Suunto verbinden wohl viele seit Jahren vor allem mit Sportuhren und Outdoor-Navigation. Zwar hatte der finnische Hersteller bereits Knochenschall-Kopfhörer im Programm, mit den Spark schlägt er nun aber einen anderen Weg ein und setzt erstmals auf ein offenes Air-Conduction-Konzept. Ich war neugierig, ob dieser Schritt gelingt und wie sich die Kopfhörer im sportlichen Alltag schlagen.
Erster Eindruck
Auf den ersten Blick wird klar, dass die Suunto Spark einen anderen Ansatz verfolgen als die bisherigen Bone-Conduction-Kopfhörer des Herstellers.

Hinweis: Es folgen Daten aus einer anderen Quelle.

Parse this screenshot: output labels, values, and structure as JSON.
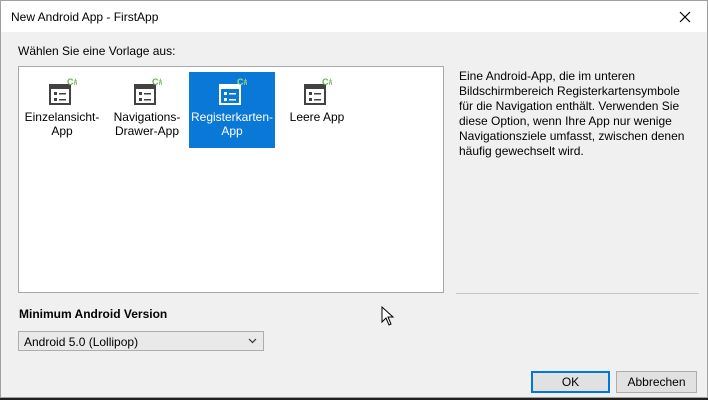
{
  "window": {
    "title": "New Android App - FirstApp",
    "close_icon": "close-icon"
  },
  "prompt": "Wählen Sie eine Vorlage aus:",
  "templates": [
    {
      "label": "Einzelansicht-\nApp",
      "icon": "template-icon",
      "selected": false
    },
    {
      "label": "Navigations-\nDrawer-App",
      "icon": "template-icon",
      "selected": false
    },
    {
      "label": "Registerkarten-\nApp",
      "icon": "template-icon",
      "selected": true
    },
    {
      "label": "Leere App",
      "icon": "template-icon",
      "selected": false
    }
  ],
  "description": "Eine Android-App, die im unteren Bildschirmbereich Registerkartensymbole für die Navigation enthält. Verwenden Sie diese Option, wenn Ihre App nur wenige Navigationsziele umfasst, zwischen denen häufig gewechselt wird.",
  "min_version": {
    "label": "Minimum Android Version",
    "selected": "Android 5.0 (Lollipop)"
  },
  "buttons": {
    "ok": "OK",
    "cancel": "Abbrechen"
  },
  "colors": {
    "accent": "#0a78d7",
    "csharp_badge": "#68b04e"
  }
}
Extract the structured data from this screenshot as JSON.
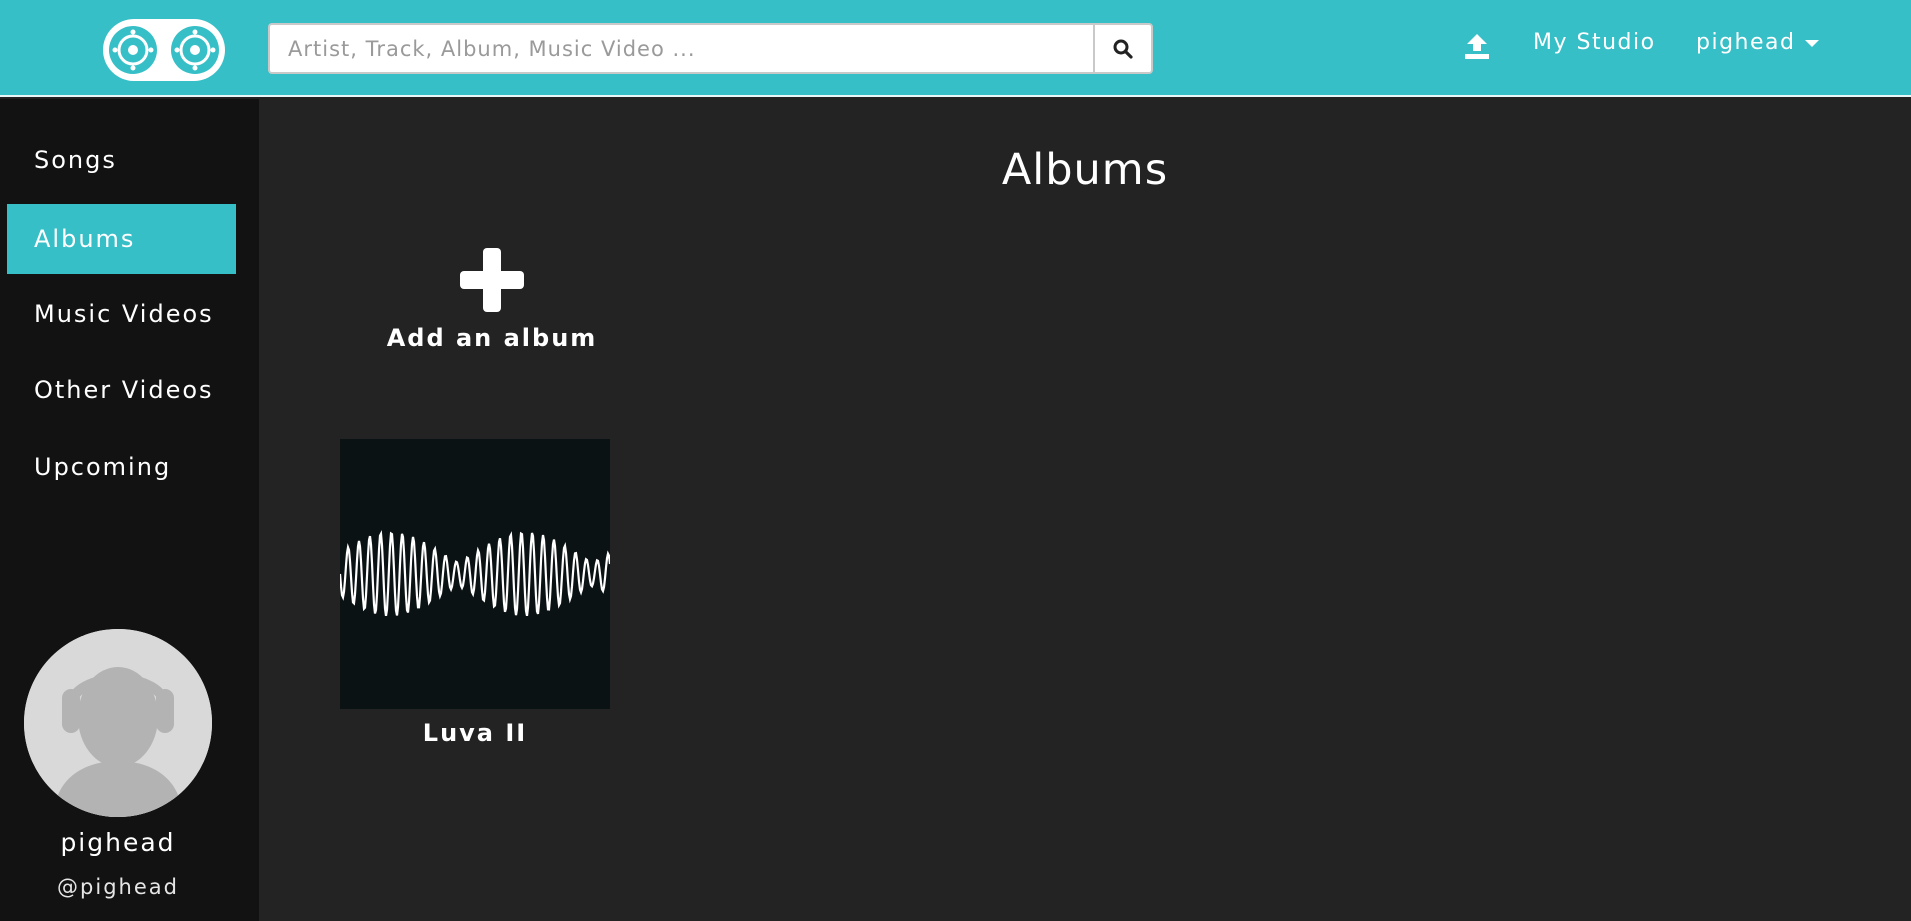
{
  "header": {
    "search_placeholder": "Artist, Track, Album, Music Video ...",
    "my_studio_label": "My Studio",
    "user_menu_label": "pighead"
  },
  "sidebar": {
    "items": [
      {
        "label": "Songs",
        "active": false
      },
      {
        "label": "Albums",
        "active": true
      },
      {
        "label": "Music Videos",
        "active": false
      },
      {
        "label": "Other Videos",
        "active": false
      },
      {
        "label": "Upcoming",
        "active": false
      }
    ],
    "profile": {
      "name": "pighead",
      "handle": "@pighead"
    }
  },
  "main": {
    "title": "Albums",
    "add_album_label": "Add an album",
    "albums": [
      {
        "title": "Luva II"
      }
    ]
  },
  "icons": {
    "logo": "cassette-logo",
    "search": "search-icon",
    "upload": "upload-icon",
    "dropdown": "caret-down-icon",
    "add": "plus-icon",
    "avatar": "headphones-avatar"
  },
  "colors": {
    "accent": "#37bfc7",
    "sidebar_bg": "#121212",
    "main_bg": "#232323",
    "album_cover_bg": "#0b1214"
  }
}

Statt den Schall über den Wangenknochen zu übertragen, sitzen die Lautsprecher vor dem Ohr und arbeiten nach dem offenen Air-Conduction-Prinzip. Das Kunststoffgehäuse ist sauber verarbeitet, der flexible Bügel verbindet beide Hörer stabil miteinander und dürfte auch häufiges Auf- und Absetzen problemlos verkraften. Gesteuert werden die Kopfhörer über Touchflächen, ergänzt durch Kopfgesten. Mit rund 35 Gramm fallen sie angenehm leicht aus, die Akkulaufzeit gibt Suunto mit bis zu acht Stunden an, über das Ladecase sind insgesamt bis zu 30 Stunden möglich. Die Spark sind in Schwarz, Weiß und Rot erhältlich.

Praxiseindruck
Im Alltag überzeugen mich die Spark vor allem durch ihren sicheren Sitz. Selbst bei schnelleren Läufen oder auf technischeren Trails bleiben sie zuverlässig an Ort und Stelle. Gleichzeitig bleiben Umgebungsgeräusche gut hörbar. Straßenverkehr hat man auf dem Trail ja selten, dennoch ist es sehr angenehm, noch das Laufgeräusch und die Umgebung zu hören. Klanglich liefern sie für Open-Ear-Kopfhörer einen überraschend ausgewogenen Sound mit ordentlichen Bässen, auch wenn sie klassische In-Ears naturgemäß nicht erreichen. Weniger überzeugt haben mich die Touchsteuerung, die gelegentlich etwas empfindlich reagiert, und die Kopfgesten, die nicht immer zuverlässig erkannt werden.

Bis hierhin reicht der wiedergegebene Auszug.